Monday, August 30, 2010

Mamma Styles Tomato Sauce

Today is the first day of my new food and travel blog, with the inaugural subject being Tomato Sauce. Specifically, Mamma Styles Tomato Sauce. Yesterday was the 10th Annual event which took place at my friend Paul's studio. Every year for 10 years we've gotten together to make homemade tomato sauce. The tradition started September 15, 2001 just after 9/11 stunned the world. We had plans to go to a friend's cottage for the weekend, but we were so shell shocked from the news that was coming out of NYC that we decided to stay in the city, get back to basics, and soothe ourselves in an age-old culinary pursuit — making homemade tomato sauce! 

Presto — A tradition was born. Tomato Sauce Day starts with buying 2-3 bushels of fresh local roma tomatoes and harvesting our own home grown herbs and peppers, when we can. Paul is the alchemist and creates the aromatic base of olive oil, garlic and a bouquet garni of oregano, thyme and italian parsley, in a large cooking pot. The tomatoes are blanched in boiling water until the skins are loose and wrinkled, squeezed by hand, eliminating the excess water and seeds, then added to the pot with a couple of hot peppers. The sauce is left to simmer 3-4 hours, until it transforms into an intoxicatingly rich complex flavour. It takes the good part of a day to make our way through the 3 bushels of tomatoes, with the obligatory pause for a glass or two of wine!

Mid morning, Paul and I made a brief but wonderful detour across the street to the Liberty Farmer's Market, leaving my husband Guy behind in charge of the Tomato Sauce!  We bought some hot peppers for the tomato sauce and also made a visit to the 'Cheese Lady' —  the charming purveyor of Monforte artisanal cheeses (made in Stratford, Ontario) where we bought a very tasty sheep cheese to add to our lunch. Paul had already popped some sausages into one of the pots of simmering tomato sauce, so once they were done, we took a well deserved break and sat down to our first taste of the 2010 tomato sauce. Coupled with a braised italian sausage, fresh ciabatta bun, a wedge of Monforte cheese and of course, a bottle of wine, we raised our glasses in honour of the 10th Anniversary Mamma Styles Tomato Sauce!
"In a world gone mad for innovation and change, it's the small pleasures that keep us sane. And in the constellation of small pleasures that salve the mind and nourish the body, what trumps the sheer sensual deliciousness of a well-crafted cheese? At Monoforte, we're convinced the small things do indeed make a difference, that agriculture is best practiced on a human scale, and that our cheeses, each in its own quiet way, reflect something a little deeper than the technology behind mass manufactured food – a little of the poetry and passion of life itself."

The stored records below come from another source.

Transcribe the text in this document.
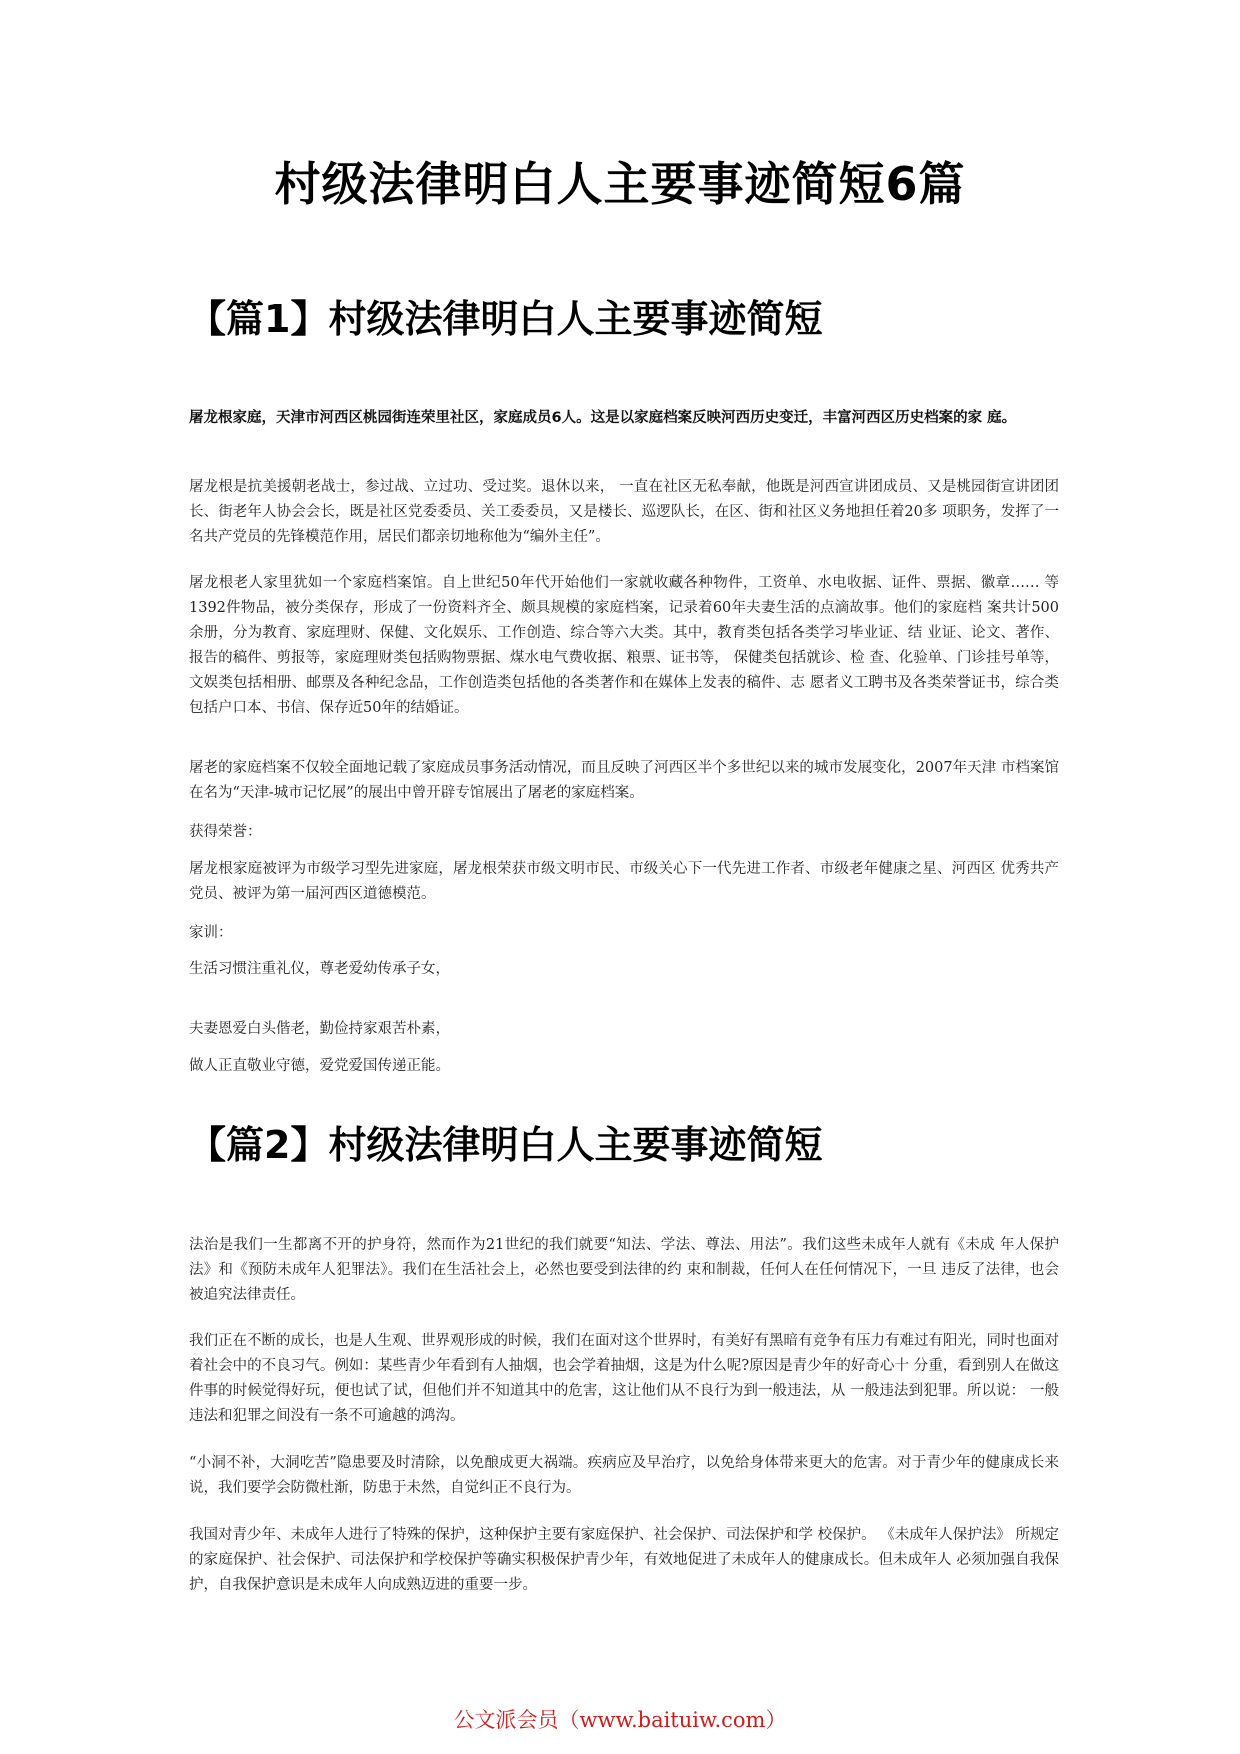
村级法律明白人主要事迹简短6篇
【篇1】村级法律明白人主要事迹简短

屠龙根家庭，天津市河西区桃园街连荣里社区，家庭成员6人。这是以家庭档案反映河西历史变迁，丰富河西区历史档案的家 庭。

屠龙根是抗美援朝老战士，参过战、立过功、受过奖。退休以来， 一直在社区无私奉献，他既是河西宣讲团成员、又是桃园街宣讲团团长、街老年人协会会长，既是社区党委委员、关工委委员，又是楼长、巡逻队长，在区、街和社区义务地担任着20多 项职务，发挥了一名共产党员的先锋模范作用，居民们都亲切地称他为“编外主任”。

屠龙根老人家里犹如一个家庭档案馆。自上世纪50年代开始他们一家就收藏各种物件，工资单、水电收据、证件、票据、徽章…… 等1392件物品，被分类保存，形成了一份资料齐全、颇具规模的家庭档案，记录着60年夫妻生活的点滴故事。他们的家庭档 案共计500余册，分为教育、家庭理财、保健、文化娱乐、工作创造、综合等六大类。其中，教育类包括各类学习毕业证、结 业证、论文、著作、报告的稿件、剪报等，家庭理财类包括购物票据、煤水电气费收据、粮票、证书等， 保健类包括就诊、检 查、化验单、门诊挂号单等，文娱类包括相册、邮票及各种纪念品，工作创造类包括他的各类著作和在媒体上发表的稿件、志 愿者义工聘书及各类荣誉证书，综合类包括户口本、书信、保存近50年的结婚证。

屠老的家庭档案不仅较全面地记载了家庭成员事务活动情况，而且反映了河西区半个多世纪以来的城市发展变化，2007年天津 市档案馆在名为“天津-城市记忆展”的展出中曾开辟专馆展出了屠老的家庭档案。

获得荣誉：

屠龙根家庭被评为市级学习型先进家庭，屠龙根荣获市级文明市民、市级关心下一代先进工作者、市级老年健康之星、河西区 优秀共产党员、被评为第一届河西区道德模范。

家训：

生活习惯注重礼仪，尊老爱幼传承子女，

夫妻恩爱白头偕老，勤俭持家艰苦朴素，

做人正直敬业守德，爱党爱国传递正能。

【篇2】村级法律明白人主要事迹简短

法治是我们一生都离不开的护身符，然而作为21世纪的我们就要“知法、学法、尊法、用法”。我们这些未成年人就有《未成 年人保护法》和《预防未成年人犯罪法》。我们在生活社会上，必然也要受到法律的约 束和制裁，任何人在任何情况下，一旦 违反了法律，也会被追究法律责任。

我们正在不断的成长，也是人生观、世界观形成的时候，我们在面对这个世界时，有美好有黑暗有竞争有压力有难过有阳光，同时也面对着社会中的不良习气。例如：某些青少年看到有人抽烟，也会学着抽烟，这是为什么呢?原因是青少年的好奇心十 分重，看到别人在做这件事的时候觉得好玩，便也试了试，但他们并不知道其中的危害，这让他们从不良行为到一般违法，从 一般违法到犯罪。所以说： 一般违法和犯罪之间没有一条不可逾越的鸿沟。

“小洞不补，大洞吃苦”隐患要及时清除，以免酿成更大祸端。疾病应及早治疗，以免给身体带来更大的危害。对于青少年的健康成长来说，我们要学会防微杜渐，防患于未然，自觉纠正不良行为。

我国对青少年、未成年人进行了特殊的保护，这种保护主要有家庭保护、社会保护、司法保护和学 校保护。 《未成年人保护法》 所规定的家庭保护、社会保护、司法保护和学校保护等确实积极保护青少年，有效地促进了未成年人的健康成长。但未成年人 必须加强自我保护，自我保护意识是未成年人向成熟迈进的重要一步。

公文派会员（www.baituiw.com）
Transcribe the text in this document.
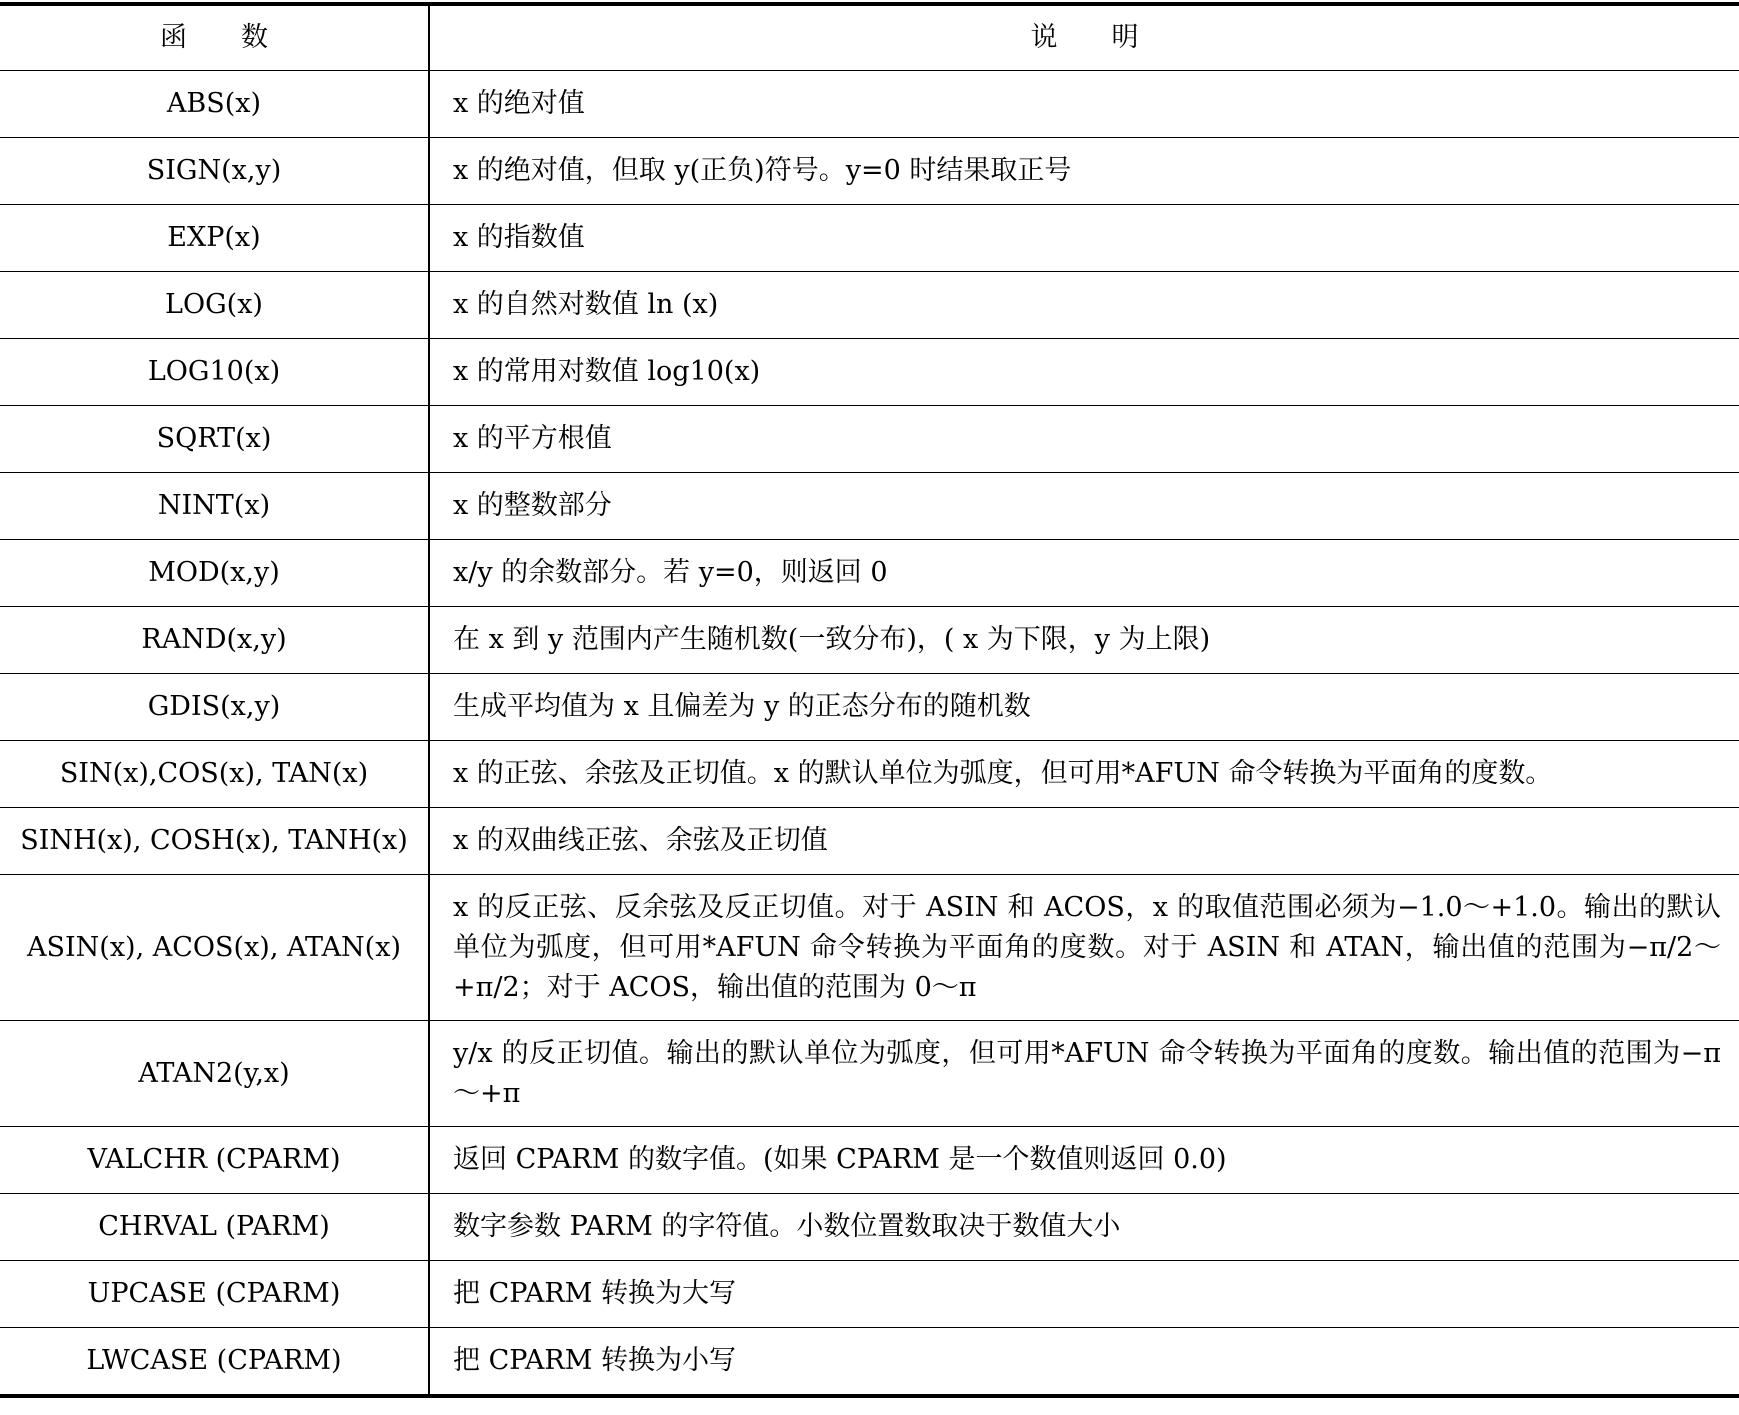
函　　数	说　　明
ABS(x)	x 的绝对值
SIGN(x,y)	x 的绝对值，但取 y(正负)符号。y=0 时结果取正号
EXP(x)	x 的指数值
LOG(x)	x 的自然对数值 ln (x)
LOG10(x)	x 的常用对数值 log10(x)
SQRT(x)	x 的平方根值
NINT(x)	x 的整数部分
MOD(x,y)	x/y 的余数部分。若 y=0，则返回 0
RAND(x,y)	在 x 到 y 范围内产生随机数(一致分布)，( x 为下限，y 为上限)
GDIS(x,y)	生成平均值为 x 且偏差为 y 的正态分布的随机数
SIN(x),COS(x), TAN(x)	x 的正弦、余弦及正切值。x 的默认单位为弧度，但可用*AFUN 命令转换为平面角的度数。
SINH(x), COSH(x), TANH(x)	x 的双曲线正弦、余弦及正切值
ASIN(x), ACOS(x), ATAN(x)	x 的反正弦、反余弦及反正切值。对于 ASIN 和 ACOS，x 的取值范围必须为−1.0～+1.0。输出的默认单位为弧度，但可用*AFUN 命令转换为平面角的度数。对于 ASIN 和 ATAN，输出值的范围为−π/2～+π/2；对于 ACOS，输出值的范围为 0～π
ATAN2(y,x)	y/x 的反正切值。输出的默认单位为弧度，但可用*AFUN 命令转换为平面角的度数。输出值的范围为−π～+π
VALCHR (CPARM)	返回 CPARM 的数字值。(如果 CPARM 是一个数值则返回 0.0)
CHRVAL (PARM)	数字参数 PARM 的字符值。小数位置数取决于数值大小
UPCASE (CPARM)	把 CPARM 转换为大写
LWCASE (CPARM)	把 CPARM 转换为小写
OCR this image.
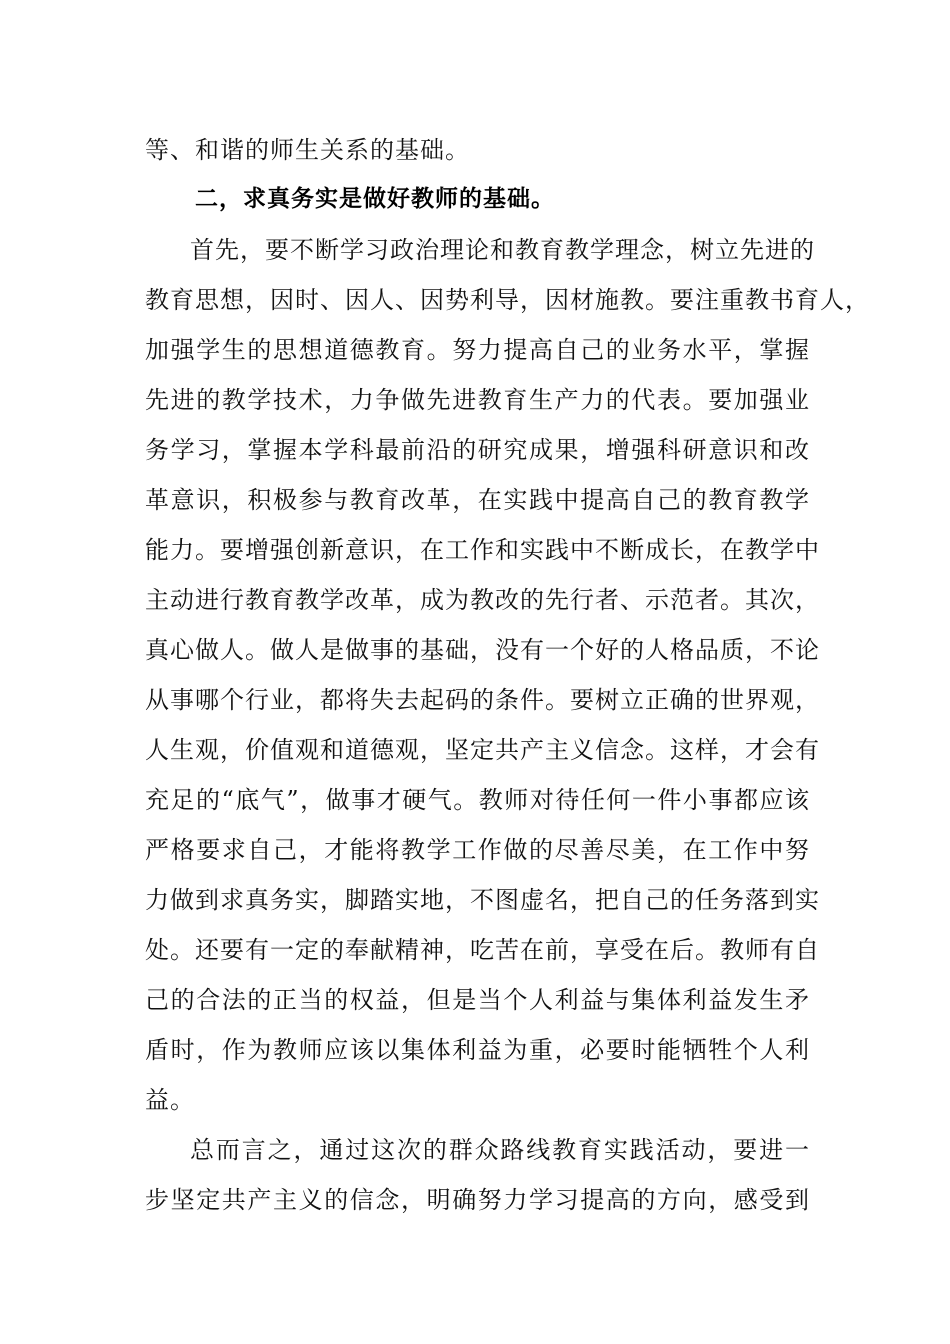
等、和谐的师生关系的基础。

二，求真务实是做好教师的基础。

首先，要不断学习政治理论和教育教学理念，树立先进的

教育思想，因时、因人、因势利导，因材施教。要注重教书育人，

加强学生的思想道德教育。努力提高自己的业务水平，掌握

先进的教学技术，力争做先进教育生产力的代表。要加强业

务学习，掌握本学科最前沿的研究成果，增强科研意识和改

革意识，积极参与教育改革，在实践中提高自己的教育教学

能力。要增强创新意识，在工作和实践中不断成长，在教学中

主动进行教育教学改革，成为教改的先行者、示范者。其次，

真心做人。做人是做事的基础，没有一个好的人格品质，不论

从事哪个行业，都将失去起码的条件。要树立正确的世界观，

人生观，价值观和道德观，坚定共产主义信念。这样，才会有

充足的“底气”，做事才硬气。教师对待任何一件小事都应该

严格要求自己，才能将教学工作做的尽善尽美，在工作中努

力做到求真务实，脚踏实地，不图虚名，把自己的任务落到实

处。还要有一定的奉献精神，吃苦在前，享受在后。教师有自

己的合法的正当的权益，但是当个人利益与集体利益发生矛

盾时，作为教师应该以集体利益为重，必要时能牺牲个人利

益。

总而言之，通过这次的群众路线教育实践活动，要进一

步坚定共产主义的信念，明确努力学习提高的方向，感受到
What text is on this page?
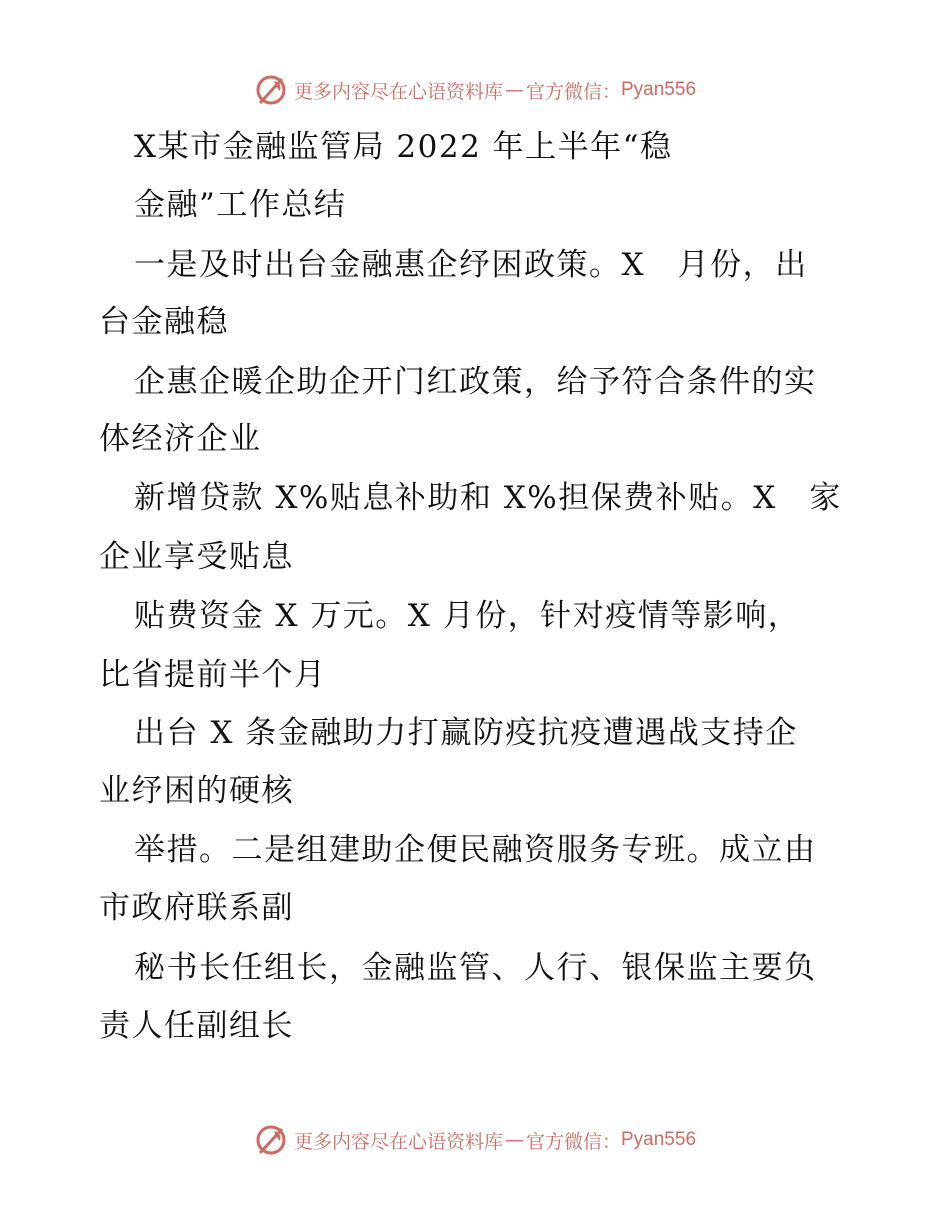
更多内容尽在心语资料库 — 官方微信： Pyan556
X某市金融监管局 2022 年上半年“稳
金融”工作总结
一是及时出台金融惠企纾困政策。X　月份，出
台金融稳
企惠企暖企助企开门红政策，给予符合条件的实
体经济企业
新增贷款 X%贴息补助和 X%担保费补贴。X　家
企业享受贴息
贴费资金 X 万元。X 月份，针对疫情等影响，
比省提前半个月
出台 X 条金融助力打赢防疫抗疫遭遇战支持企
业纾困的硬核
举措。二是组建助企便民融资服务专班。成立由
市政府联系副
秘书长任组长，金融监管、人行、银保监主要负
责人任副组长
更多内容尽在心语资料库 — 官方微信： Pyan556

 I was inspired by this quotation from Monforte. It echoes my feelings about our annual tradition, where good friends make the time, and take the time, to enjoy life's simple pleasures. Because life is too short — a fact we were painfully aware of on the first Tomato Sauce Day, September 15, 2001.

Mamma Styles Tomato Sauce


  • 3 bushels roma tomatoes
  • 2 750ml bottles extra virgin olive oil
  • 4 heads of garlic, chopped coarsley
  • 1 bunch fresh parsley
  • 1 bunch fresh oregano
  • 1 bunch fresh thyme
  • 1 bunch fresh basil
  • 8 bay leaves
  • 6 156ml cans Tomato Paste
  • 8 hot banana peppers (or jalapeno), whole
  • 6 eggplants, sliced and grilled
  • 12 onions, sliced and grilled
  • salt to taste


A day before making the Tomato Sauce, grill the eggplant and onions until golden, then wrap in tin foil overnight. In a large pot of boiling water, blanch tomatoes a handful at a time until skins are loose and wrinkled, about 2 minutes. Using a slotted spoon, transfer blanched tomatoes into cold water, letting them cool slightly. The skins will just fall off. Cut the tomatoes in half, squeezing out the water and seeds, and toss the tomatoes in a colander to drain. Discard the waste. Make the bouquet garni: using a piece of string, tie together 1/4 bunch each of parsley, oregano and thyme, leaving a length of string attached so it can be retrieved from the pot. In a large pot, combine 2 cups of olive oil and 1 head of chopped garlic and sweat until aromatic, then add enough blanched tomatoes to fill the pot to 3/4. Add 1/4 of grilled eggplants and onions, bouquet garni, 2 banana peppers, 2 cans of tomato paste and salt to taste. (Repeat process with additional pots until all tomatoes are used). Simmer the tomato mixture uncovered over a med-low heat, 2-3 hours, stirring frequently, to prevent the sauce from sticking. Cook until the sauce has thickened and become a lovely auburn color. To store, let mixture cool, then portion into tupperware containers, garnishing each with a basil leaf. Tomato sauce can be frozen and stored 12-18 months.